Linked by air, N-03X67 is a pneumatic network composed of actuators, cylinders, valves, and dampers. Its kinetic permutations were generated in collaboration with the Laboratory of Intelligent Systems at EPFL. Informed by the laboratory’s research on neural networks and learning algorithms, a computer code was developed to optimize routing between actuating instruments. A complex Boolean logic mediates analogue flow. Sliding an instrument directs air along a set of circulatory pathways, creating loops of cause and effect.

N-03X67 embodies the material potential in an energetic circuit. As flow is routed and re-routed, new sensory encounters emerge. An intimate, tactile energy radiates from building to body to machine, blurring the boundaries between viewer and actor, human and mechanism, interior and exterior, public and private.

Opening Thursday January 18th 2024, at 6 pm
in the presence of the artist
EPFL Pavilions – Pavilion A

 
Exhibition/project credits

Sarah Oppenheimer, N-03X67, 2024

Commissioned and produced in the framework of EPFL – CDH Artist in Residence Program 2023, Enter the Hyper-Scientific.

Curator & Head of Pogram: Giulia Bini

Graphic design and Identity: Jakob Kirch (Lamm & Kirch)

In collaboration with:
EPFL Laboratory of Intelligent Systems (LIS), Prof. Dario Floreano et Simon Jeger PhD
EPFL Laboratory of Integrated Performance in Design (LIPID), Prof. Marilyne Andersen

With the kind support of sedak GmbH & Co. KG.

Sarah Oppenheimer

Sarah Oppenheimer

Sarah Oppenheimer is an architectural manipulator. Oppenheimer creates circulatory pathways that establish unexpected kinesthetic and visual relays between bodies and buildings. Gestural manipulation of interwoven instruments alters the contours of surrounding architecture. Rhythms and timescales of living systems flow from body to building and back again. The viewer is transformed into an agent of spatial change.

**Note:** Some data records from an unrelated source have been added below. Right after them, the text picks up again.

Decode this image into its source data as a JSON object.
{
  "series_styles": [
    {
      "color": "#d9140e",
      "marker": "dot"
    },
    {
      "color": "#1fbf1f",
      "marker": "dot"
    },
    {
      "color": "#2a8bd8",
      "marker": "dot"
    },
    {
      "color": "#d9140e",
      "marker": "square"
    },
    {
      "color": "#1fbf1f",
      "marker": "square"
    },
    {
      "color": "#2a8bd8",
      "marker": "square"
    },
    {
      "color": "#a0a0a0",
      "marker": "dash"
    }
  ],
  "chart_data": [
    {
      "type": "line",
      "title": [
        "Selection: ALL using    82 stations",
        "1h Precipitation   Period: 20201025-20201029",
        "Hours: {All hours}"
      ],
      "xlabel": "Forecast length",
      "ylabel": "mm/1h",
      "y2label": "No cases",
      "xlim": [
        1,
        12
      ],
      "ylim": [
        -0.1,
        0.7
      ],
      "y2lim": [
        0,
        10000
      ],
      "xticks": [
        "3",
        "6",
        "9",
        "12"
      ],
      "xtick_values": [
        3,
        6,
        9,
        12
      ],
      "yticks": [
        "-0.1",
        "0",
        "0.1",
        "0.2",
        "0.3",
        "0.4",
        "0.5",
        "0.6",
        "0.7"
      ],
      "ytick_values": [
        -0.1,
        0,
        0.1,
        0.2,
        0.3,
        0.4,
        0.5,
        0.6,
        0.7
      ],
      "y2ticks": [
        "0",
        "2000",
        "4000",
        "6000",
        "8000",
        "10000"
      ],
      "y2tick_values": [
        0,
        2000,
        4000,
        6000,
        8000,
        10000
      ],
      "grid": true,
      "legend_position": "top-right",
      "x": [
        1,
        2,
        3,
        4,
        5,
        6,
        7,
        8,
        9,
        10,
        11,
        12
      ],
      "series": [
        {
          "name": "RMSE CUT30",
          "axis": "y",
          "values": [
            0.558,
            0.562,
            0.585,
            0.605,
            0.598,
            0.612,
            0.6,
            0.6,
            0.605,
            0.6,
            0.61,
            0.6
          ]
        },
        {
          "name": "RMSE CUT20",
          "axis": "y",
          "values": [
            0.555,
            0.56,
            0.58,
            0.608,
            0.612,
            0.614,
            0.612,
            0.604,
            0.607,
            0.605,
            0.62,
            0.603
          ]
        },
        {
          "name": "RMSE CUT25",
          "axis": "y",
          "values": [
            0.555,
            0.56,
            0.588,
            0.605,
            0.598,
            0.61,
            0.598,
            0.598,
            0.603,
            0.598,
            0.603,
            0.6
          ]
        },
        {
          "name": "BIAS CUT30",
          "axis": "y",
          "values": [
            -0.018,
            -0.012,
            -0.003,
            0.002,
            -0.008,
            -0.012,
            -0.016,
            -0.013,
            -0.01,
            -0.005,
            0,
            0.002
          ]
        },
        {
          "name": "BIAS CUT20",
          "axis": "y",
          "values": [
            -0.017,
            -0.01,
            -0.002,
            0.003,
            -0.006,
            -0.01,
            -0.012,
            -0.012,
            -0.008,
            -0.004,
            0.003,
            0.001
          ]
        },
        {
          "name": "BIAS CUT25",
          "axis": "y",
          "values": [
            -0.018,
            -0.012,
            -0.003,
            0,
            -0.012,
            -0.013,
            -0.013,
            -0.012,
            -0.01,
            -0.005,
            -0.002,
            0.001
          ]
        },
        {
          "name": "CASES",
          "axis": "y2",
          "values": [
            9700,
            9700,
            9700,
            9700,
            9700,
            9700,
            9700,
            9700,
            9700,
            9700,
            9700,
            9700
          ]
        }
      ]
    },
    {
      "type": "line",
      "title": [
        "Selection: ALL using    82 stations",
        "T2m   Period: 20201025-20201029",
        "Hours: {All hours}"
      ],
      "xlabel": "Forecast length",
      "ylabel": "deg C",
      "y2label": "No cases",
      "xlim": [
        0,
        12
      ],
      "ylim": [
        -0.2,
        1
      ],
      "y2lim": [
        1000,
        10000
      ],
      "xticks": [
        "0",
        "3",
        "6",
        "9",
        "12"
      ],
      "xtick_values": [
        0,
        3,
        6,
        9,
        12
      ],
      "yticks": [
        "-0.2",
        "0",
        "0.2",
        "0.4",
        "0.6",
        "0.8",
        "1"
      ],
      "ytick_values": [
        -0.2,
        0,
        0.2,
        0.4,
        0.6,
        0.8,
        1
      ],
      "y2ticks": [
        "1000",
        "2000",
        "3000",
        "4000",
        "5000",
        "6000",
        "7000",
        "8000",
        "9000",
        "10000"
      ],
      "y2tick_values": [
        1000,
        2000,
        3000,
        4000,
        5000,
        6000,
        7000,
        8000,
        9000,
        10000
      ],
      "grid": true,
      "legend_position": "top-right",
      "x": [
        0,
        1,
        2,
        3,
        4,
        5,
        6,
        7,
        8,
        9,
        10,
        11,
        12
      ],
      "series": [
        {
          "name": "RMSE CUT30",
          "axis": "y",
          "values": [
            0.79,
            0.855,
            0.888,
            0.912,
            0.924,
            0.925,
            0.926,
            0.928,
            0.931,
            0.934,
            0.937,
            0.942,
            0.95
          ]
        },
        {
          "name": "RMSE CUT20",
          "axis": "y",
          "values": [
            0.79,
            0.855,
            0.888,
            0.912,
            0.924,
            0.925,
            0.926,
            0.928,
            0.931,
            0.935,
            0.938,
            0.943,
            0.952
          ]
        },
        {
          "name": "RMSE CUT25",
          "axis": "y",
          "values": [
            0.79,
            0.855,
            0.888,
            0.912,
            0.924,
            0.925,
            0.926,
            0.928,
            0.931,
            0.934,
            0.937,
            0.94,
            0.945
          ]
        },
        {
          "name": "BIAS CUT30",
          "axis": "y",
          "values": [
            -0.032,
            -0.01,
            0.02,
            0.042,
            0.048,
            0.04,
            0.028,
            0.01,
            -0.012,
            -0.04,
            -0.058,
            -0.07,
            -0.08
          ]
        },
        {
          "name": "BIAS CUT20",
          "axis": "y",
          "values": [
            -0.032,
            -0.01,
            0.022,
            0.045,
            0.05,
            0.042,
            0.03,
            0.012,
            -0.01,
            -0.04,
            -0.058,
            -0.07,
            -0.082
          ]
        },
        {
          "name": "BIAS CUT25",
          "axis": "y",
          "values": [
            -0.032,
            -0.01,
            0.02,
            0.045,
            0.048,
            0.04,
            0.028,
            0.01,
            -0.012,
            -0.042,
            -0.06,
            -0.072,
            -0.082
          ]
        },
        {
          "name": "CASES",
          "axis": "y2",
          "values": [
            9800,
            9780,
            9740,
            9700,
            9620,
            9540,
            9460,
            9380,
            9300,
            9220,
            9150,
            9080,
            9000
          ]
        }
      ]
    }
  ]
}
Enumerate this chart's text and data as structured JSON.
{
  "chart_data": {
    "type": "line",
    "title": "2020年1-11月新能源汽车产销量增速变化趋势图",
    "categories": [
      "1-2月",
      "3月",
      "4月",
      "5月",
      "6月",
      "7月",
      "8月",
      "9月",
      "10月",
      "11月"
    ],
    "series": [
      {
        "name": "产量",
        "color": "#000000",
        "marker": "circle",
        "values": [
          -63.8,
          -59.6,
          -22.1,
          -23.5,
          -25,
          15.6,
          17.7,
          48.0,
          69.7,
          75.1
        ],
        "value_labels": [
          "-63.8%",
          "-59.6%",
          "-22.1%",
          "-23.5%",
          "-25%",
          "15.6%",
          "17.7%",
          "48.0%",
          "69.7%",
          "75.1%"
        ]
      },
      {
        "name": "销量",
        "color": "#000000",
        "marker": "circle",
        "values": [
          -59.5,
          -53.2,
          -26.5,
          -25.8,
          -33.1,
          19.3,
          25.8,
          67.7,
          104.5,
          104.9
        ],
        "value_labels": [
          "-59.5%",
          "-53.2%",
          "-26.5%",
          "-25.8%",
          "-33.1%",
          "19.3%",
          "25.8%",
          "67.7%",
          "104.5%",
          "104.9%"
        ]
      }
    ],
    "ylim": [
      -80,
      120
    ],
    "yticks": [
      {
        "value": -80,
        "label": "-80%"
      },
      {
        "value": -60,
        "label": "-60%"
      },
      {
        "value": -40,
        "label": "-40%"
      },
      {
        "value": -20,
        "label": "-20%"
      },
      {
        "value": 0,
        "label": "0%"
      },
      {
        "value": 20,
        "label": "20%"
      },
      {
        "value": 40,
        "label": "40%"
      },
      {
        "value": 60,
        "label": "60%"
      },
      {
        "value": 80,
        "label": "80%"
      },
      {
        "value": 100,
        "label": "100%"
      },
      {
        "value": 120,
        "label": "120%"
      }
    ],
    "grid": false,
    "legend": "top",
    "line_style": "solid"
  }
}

Oppenheimer’s recent solo exhibitions include Sensitive Machine (Wellin Museum of Art, USA 2021), N-01 (Kunstmuseum Thun, Switzerland 2020), S-337473 (Mass MoCA, USA 2019), S-337473 (Wexner Center for the Arts, USA 2017), S-281913 (Pérez Art Museum Miami, USA 2016), S-399390 (MUDAM Luxembourg 2016) and 33-D (Kunsthaus Baselland, Switzerland 2014). Oppenheimer’s work has also been exhibited at ZKM, the Baltimore Museum, the Andy Warhol Museum, the Museum of Contemporary Art San Diego, Art Unlimited at Art Basel, the Mattress Factory, the Drawing Center, and the Sculpture Center. Oppenheimer is currently a senior critic at the Yale University School of Art.